When I first heard that Ari Folman had directed an IRL/animation hybrid adaptation of Stanislaw Lem’s The Futurological Congress that replaces the main role of satirical space explorer Ijon Tichy with the actor Robin Wright and cuts the title to The Congress, I was skeptical but intrigued.
Cover by Stanislaw Fernandes.
The Futurological Congress is one of my favorite books. It’s Lem out-PKDing Philip K Dick at waking-up-from-a-nightmare-into-another-nightmare psychedelic mind-fucks. Tichy attends the Futurological Congress, which is attacked by terrorists armed with weaponized hallucinogens. Trapped in a trip from which doctors can’t sober him up, they cryogenically freeze Tichy until medical science can find a cure. He wakes up in a future where pharmacologicals are aerosolized and distributed to every citizen to satisfy their every desire. Then it gets weird. What could this plot have to do with the failing acting career of fictionalized Robin Wright?
Film still from The Congress.
The movie seems to struggle with reconciling these two threads at well. The animation-less beginning, when Robin Wright is struggling with whether she should let Miramount Studios scan her body so they can use a digital version of her in movies, drags a little. But then we jump forward 20 years to contract renegotiations at the Futurist Congress (an understandable truncation of Lem’s conference title–this would be a better title for the film), which is being held in the animated zone of Abrahama City, and the movies goes all in with zany animation and high SF ideas.
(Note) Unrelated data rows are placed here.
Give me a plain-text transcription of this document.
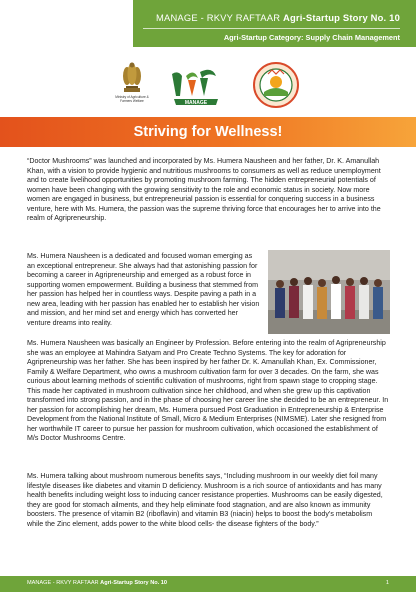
MANAGE - RKVY RAFTAAR Agri-Startup Story No. 10
Agri-Startup Category: Supply Chain Management
Ministry of Agriculture & Farmers Welfare	MANAGE
Striving for Wellness!

“Doctor Mushrooms” was launched and incorporated by Ms. Humera Nausheen and her father, Dr. K. Amanullah Khan, with a vision to provide hygienic and nutritious mushrooms to consumers as well as reduce unemployment and to create livelihood opportunities by promoting mushroom farming. The hidden entrepreneurial potentials of women have been changing with the growing sensitivity to the role and economic status in society. Now more women are engaged in business, but entrepreneurial passion is essential for conquering success in a business venture, here with Ms. Humera, the passion was the supreme thriving force that encourages her to arrive into the realm of Agripreneurship.

Ms. Humera Nausheen is a dedicated and focused woman emerging as an exceptional entrepreneur. She always had that astonishing passion for becoming a career in Agripreneurship and emerged as a robust force in supporting women empowerment. Building a business that stemmed from her passion has helped her in countless ways. Despite paving a path in a new area, leading with her passion has enabled her to establish her vision and mission, and her mind set and energy which has converted her venture dreams into reality.

Ms. Humera Nausheen was basically an Engineer by Profession. Before entering into the realm of Agripreneurship she was an employee at Mahindra Satyam and Pro Create Techno Systems. The key for adoration for Agripreneurship was her father. She has been inspired by her father Dr. K. Amanullah Khan, Ex. Commissioner, Family & Welfare Department, who owns a mushroom cultivation farm for over 3 decades. On the farm, she was curious about learning methods of scientific cultivation of mushrooms, right from spawn stage to cropping stage. This made her captivated in mushroom cultivation since her childhood, and when she grew up this captivation transformed into strong passion, and in the phase of choosing her career line she decided to be an entrepreneur. In her passion for accomplishing her dream, Ms. Humera pursued Post Graduation in Entrepreneurship & Enterprise Development from the National Institute of Small, Micro & Medium Enterprises (NIMSME). Later she resigned from her worthwhile IT career to pursue her passion for mushroom cultivation, which occasioned the establishment of M/s Doctor Mushrooms Centre.

Ms. Humera talking about mushroom numerous benefits says, “Including mushroom in our weekly diet foil many lifestyle diseases like diabetes and vitamin D deficiency. Mushroom is a rich source of antioxidants and has many health benefits including weight loss to inducing cancer resistance properties. Mushrooms can be easily digested, they are good for stomach ailments, and they help eliminate food stagnation, and are also known as immunity boosters. The presence of vitamin B2 (riboflavin) and vitamin B3 (niacin) helps to boost the body’s metabolism while the Zinc element, adds power to the white blood cells- the disease fighters of the body.”

MANAGE - RKVY RAFTAAR Agri-Startup Story No. 10	1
Film still from The Congress.
The writer and director Ari Folman tacks on a story about love and family but otherwise, after Robin Wright attends the Futurist Congress, the plot is surprisingly faithful to Lem’s book, somehow managing to be even more bleak than the very dark and existentially scary book (I’d say more but I don’t want to spoil the finale of either the book or the film, which you should experience for yourself). I really loved the animation and all the sly references to pop culture in the characters and background. The Isreali-based animation studio, Bridgit Folman Films Gang, did a beautiful job. One thing I found interesting in comparing the real-life and cartoon versions of Robin Wright in the same movie is how the exaggerated eyes of cartoon characters work. If they had drawn Wright with eyes in the same proportion as the rest of her, she wouldn’t look as lively. People focus on each other’s eyes so much that it makes sense to enlarge them in a drawing.
Film still from The Congress.
Overall I found The Congress to be a fascinating movie. I’m glad Drafthouse Films picked it up for North American distribution. You should give it a watch (but as always the book is better).